Wingbats can scream all they want to about getting things back to the way they were, but there is no going back. Over 300,000 people worldwide have died from the virus. A 100,000 of them right here in Calvinist country. Factually, we can point to the specific failures of this administration and this president which has resulted in so much death and hurt from a virus allowed to run amuck.
As I walked back home from my neighbors, I thought about the ease with which I used to go into their home, eat at their table, drink their wine. We always began and ended our visits with a hug and a kiss.

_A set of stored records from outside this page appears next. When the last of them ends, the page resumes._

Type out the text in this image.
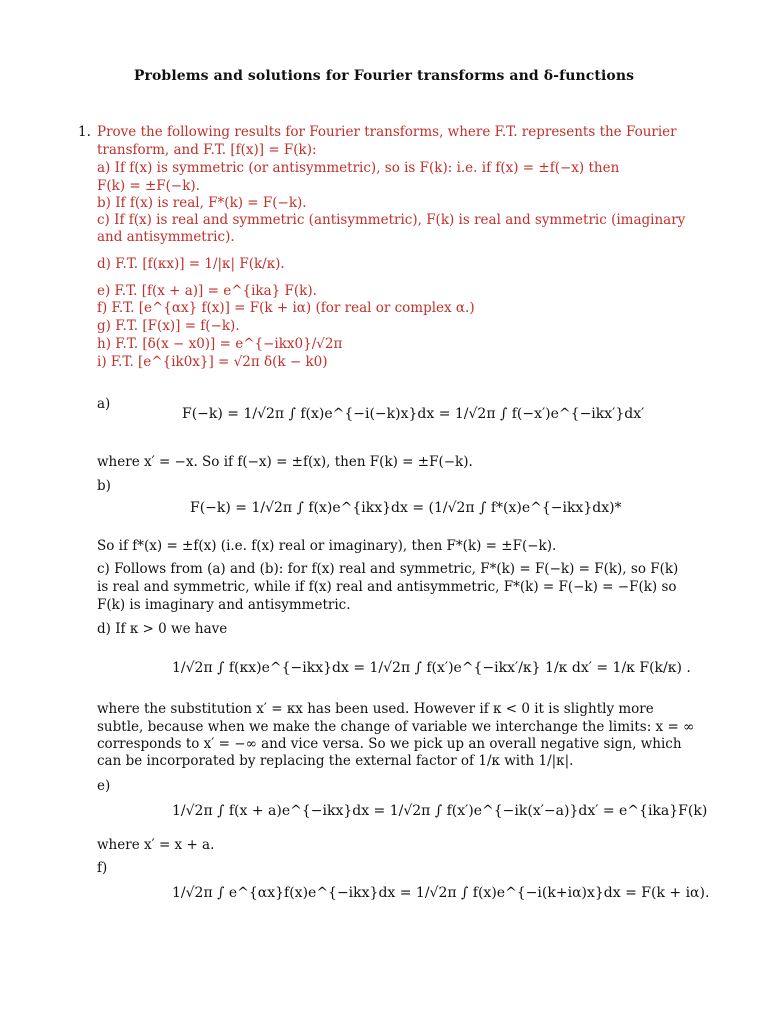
Problems and solutions for Fourier transforms and δ-functions
1. Prove the following results for Fourier transforms, where F.T. represents the Fourier
transform, and F.T. [f(x)] = F(k):
a) If f(x) is symmetric (or antisymmetric), so is F(k): i.e. if f(x) = ±f(−x) then
F(k) = ±F(−k).
b) If f(x) is real, F*(k) = F(−k).
c) If f(x) is real and symmetric (antisymmetric), F(k) is real and symmetric (imaginary
and antisymmetric).
d) F.T. [f(κx)] = 1/|κ| F(k/κ).
e) F.T. [f(x + a)] = e^{ika} F(k).
f) F.T. [e^{αx} f(x)] = F(k + iα) (for real or complex α.)
g) F.T. [F(x)] = f(−k).
h) F.T. [δ(x − x0)] = e^{−ikx0}/√2π
i) F.T. [e^{ik0x}] = √2π δ(k − k0)
a)
F(−k) = 1/√2π ∫ f(x)e^{−i(−k)x}dx = 1/√2π ∫ f(−x′)e^{−ikx′}dx′
where x′ = −x. So if f(−x) = ±f(x), then F(k) = ±F(−k).
b)
F(−k) = 1/√2π ∫ f(x)e^{ikx}dx = (1/√2π ∫ f*(x)e^{−ikx}dx)*
So if f*(x) = ±f(x) (i.e. f(x) real or imaginary), then F*(k) = ±F(−k).
c) Follows from (a) and (b): for f(x) real and symmetric, F*(k) = F(−k) = F(k), so F(k)
is real and symmetric, while if f(x) real and antisymmetric, F*(k) = F(−k) = −F(k) so
F(k) is imaginary and antisymmetric.
d) If κ > 0 we have
1/√2π ∫ f(κx)e^{−ikx}dx = 1/√2π ∫ f(x′)e^{−ikx′/κ} 1/κ dx′ = 1/κ F(k/κ) .
where the substitution x′ = κx has been used. However if κ < 0 it is slightly more
subtle, because when we make the change of variable we interchange the limits: x = ∞
corresponds to x′ = −∞ and vice versa. So we pick up an overall negative sign, which
can be incorporated by replacing the external factor of 1/κ with 1/|κ|.
e)
1/√2π ∫ f(x + a)e^{−ikx}dx = 1/√2π ∫ f(x′)e^{−ik(x′−a)}dx′ = e^{ika}F(k)
where x′ = x + a.
f)
1/√2π ∫ e^{αx}f(x)e^{−ikx}dx = 1/√2π ∫ f(x)e^{−i(k+iα)x}dx = F(k + iα).
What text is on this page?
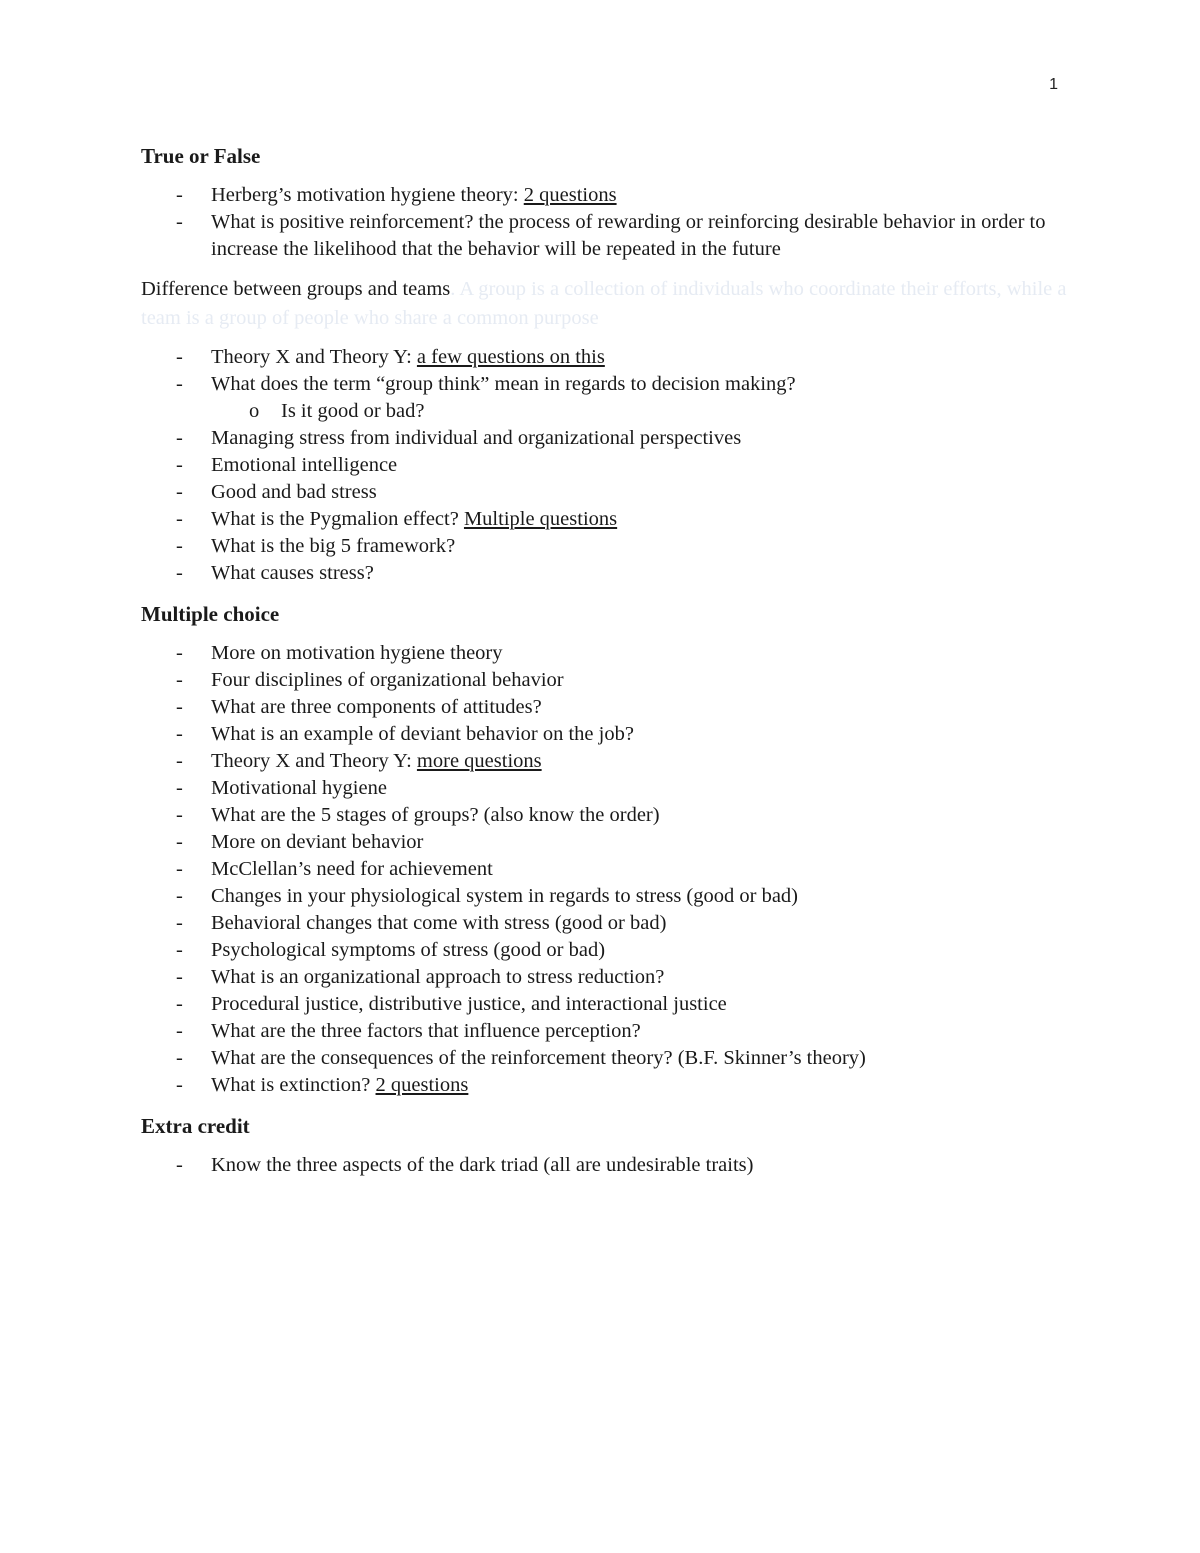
1
True or False
- Herberg’s motivation hygiene theory: 2 questions
- What is positive reinforcement? the process of rewarding or reinforcing desirable behavior in order to increase the likelihood that the behavior will be repeated in the future

Difference between groups and teams. A group is a collection of individuals who coordinate their efforts, while a team is a group of people who share a common purpose

- Theory X and Theory Y: a few questions on this
- What does the term “group think” mean in regards to decision making?
o Is it good or bad?
- Managing stress from individual and organizational perspectives
- Emotional intelligence
- Good and bad stress
- What is the Pygmalion effect? Multiple questions
- What is the big 5 framework?
- What causes stress?
Multiple choice
- More on motivation hygiene theory
- Four disciplines of organizational behavior
- What are three components of attitudes?
- What is an example of deviant behavior on the job?
- Theory X and Theory Y: more questions
- Motivational hygiene
- What are the 5 stages of groups? (also know the order)
- More on deviant behavior
- McClellan’s need for achievement
- Changes in your physiological system in regards to stress (good or bad)
- Behavioral changes that come with stress (good or bad)
- Psychological symptoms of stress (good or bad)
- What is an organizational approach to stress reduction?
- Procedural justice, distributive justice, and interactional justice
- What are the three factors that influence perception?
- What are the consequences of the reinforcement theory? (B.F. Skinner’s theory)
- What is extinction? 2 questions
Extra credit
- Know the three aspects of the dark triad (all are undesirable traits)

I miss hugging my friends, my sister, my church family, my babies all grown up and gone, and their babies.
I miss sleep, too.
Karen Spears Zacharias is an author. She hopes there is something in here that ministers to your hurting places. Consider this a hug.
5 Comments
AF Roger
about 5 years agoAlways interesting how people are supposed to be smitten for their sexual transgressions (so easily identified in others but obscured in ourselves) but no such retribution is ever envisioned for our endless acts of war against our own kind and Creation itself. Take a break from fiction and do a review of the last 120 years of U.S. history with journalist/historian Steven Kinzer's book "Overhtrow". Anything of which we should repent here and contemplate as Memorial Day looks us in the eye? Do Americans have the stomach for such honesty?
about 5 years ago
That cornbread needs a pot of pinto or navy beans , a beautiful summer tomato, a bite if vidalia onion and sweet tea! I hope you are doing well!
Travis
about 5 years agoDear Ms. Zacharias, I just came across your blog tonight. It seems that you are upset that God will judge sin. "Calvin's God" by which i assume you mean God will not overlook racism and bigotry and self-righteousness. In fact He will not overlook any wrong doing, be it large or small, murder or coveting someone else's success in life. He has said: "Vengeance is Mine, I will repay." And He wasn't joking! We have all, i think, lied, coveted, lusted, defrauded, despised, reviled, disrespected our parents, or have lacked compassion for the poor. Since God is the just Judge of all these things and is infinite in power and holiness, we should all be afraid! The good news, though, is that God so loved us humans that He Himself died for us and suffered hell for us on our behalf so that although we are all deserving of death, we may escape our punishment and instead by His mercy be reconciled perfectly one with another and with Him, our Creator, Who has made the splendid mountains of the Rockies, the graceful antelope of the fields, all the wonders of nature, the stars, the planets, the galaxies, everything! It is not fitting that we, criminals, should be angry at the Judge because He chooses to uphold righteousness. This is especially true when He is even willing to uphold righteousness by Himself taking on the just sentence and punishment that He must assign to us. Why be angry at God? People aren't perfect; Christians aren't perfect, people practicing homosexuality aren't perfect, our president isn't perfect. But God (the Father, Son, and Holy Spirit) extends an offer of true peace, joy, love, hope to all those who come to Jesus. Praise Him, all His works in every place of His dominion! And may he bless you, - Travis Kopp
Karen Spears Zacharias
about 5 years agoI fear you have the wrong Karen. I am not at all angry with God. I am highly disappointed in the people who seek to exploit God for their own selfish ambition. I am angry with a people who seek to do harm to others in order to elevate their political agendas. But God? Nope.
Travis
about 5 years agoThat is good to hear! I would not say necessarily that God has sent the coronavirus to punish any particular sin. I would say, though, that were He to send a plague to kill 1/4 of the world, He would do us no wrong. We are all deserving of worse. Thankfully, though, we can be saved if we call on the name of Jesus!